May 27, 2017 at 8:42 am #150880AnonymousGuestDear Poppyxo:
If there was a way to increase the monthly amount he pays, that would be nice, so it takes less than two years for him to fully pay the debt. If it bothers you to be in any contact with him- outside the strict loan payment- don’t be. Let him know of that, don’t respond to his messages and take him to court if he stops paying. I wouldn’t like to be held hostage for two years, if I was you, “having to” be nice, “having to” respond, so to be paid.
anita
May 27, 2017 at 8:51 am #150882PearceHawkParticipantHi Poppy…
I know how frustrating people like your X can be. It truly is a reflection of their soul and really doesn’t have anything to do with you, it is the hostility, the fight, they have within themselves, about themselves, but for some reason, unfairly, you’re a target. Your X, behaving like this, was very more than likely this way before you were in his life, and will very more than likely be this was as life goes on, at least until, hopefully, he rids himself of whatever it is inside him. You have an amazing support group surrounding you, here at Tiny Buddha, and with your current partner. You may not feel it now, but you are well on the way to realizing just how strong you are. Words of a song written by Simon and Garfunkel remind me of you:
“Your time, has come, to shine. All your dreams are on their way. See how they shine.” The best is well on it’s way. I shall leave you with my email signature: “Release your peace, live your love, and enjoy the ride.”
Pearce
May 27, 2017 at 11:37 am #150898PoppyxoParticipantI’m happy to continue ignoring him.
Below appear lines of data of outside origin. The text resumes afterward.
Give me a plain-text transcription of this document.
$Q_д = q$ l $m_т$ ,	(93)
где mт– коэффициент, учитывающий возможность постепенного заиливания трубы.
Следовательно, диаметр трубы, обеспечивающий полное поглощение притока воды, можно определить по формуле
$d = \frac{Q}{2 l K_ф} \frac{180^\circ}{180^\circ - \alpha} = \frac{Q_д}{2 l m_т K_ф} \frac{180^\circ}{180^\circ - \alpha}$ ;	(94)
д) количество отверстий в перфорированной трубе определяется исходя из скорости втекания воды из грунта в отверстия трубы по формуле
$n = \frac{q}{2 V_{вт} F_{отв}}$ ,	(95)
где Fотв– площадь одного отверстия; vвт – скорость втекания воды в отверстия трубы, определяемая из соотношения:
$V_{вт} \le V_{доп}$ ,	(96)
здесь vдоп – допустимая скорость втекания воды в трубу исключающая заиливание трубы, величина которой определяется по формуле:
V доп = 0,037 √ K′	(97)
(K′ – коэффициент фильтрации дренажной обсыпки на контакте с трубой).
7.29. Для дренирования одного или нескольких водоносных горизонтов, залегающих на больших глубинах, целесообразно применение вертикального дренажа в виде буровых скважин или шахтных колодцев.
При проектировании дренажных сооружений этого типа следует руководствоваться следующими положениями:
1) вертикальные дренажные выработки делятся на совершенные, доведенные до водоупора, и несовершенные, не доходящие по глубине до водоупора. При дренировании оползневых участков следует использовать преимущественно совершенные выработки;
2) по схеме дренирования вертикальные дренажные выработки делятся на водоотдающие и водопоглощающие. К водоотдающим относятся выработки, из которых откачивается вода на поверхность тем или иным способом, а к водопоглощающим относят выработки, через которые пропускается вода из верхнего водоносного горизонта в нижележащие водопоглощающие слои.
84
I’ve been thinking this over the last couple of days & my view is that if I say something he won’t take much notice & if I block him I feel it’ll rile him & he won’t pay so I think I’ll just wait for him to get bored. Particularly as my new man doesn’t seem fazed by it, if he had a problem with it obviously I’d want to squash that for him
Thank you all for your kind words x
May 27, 2017 at 11:43 am #150900AnonymousGuestYou are welcome, Poppyxo. Reads to me like good thinking on your part.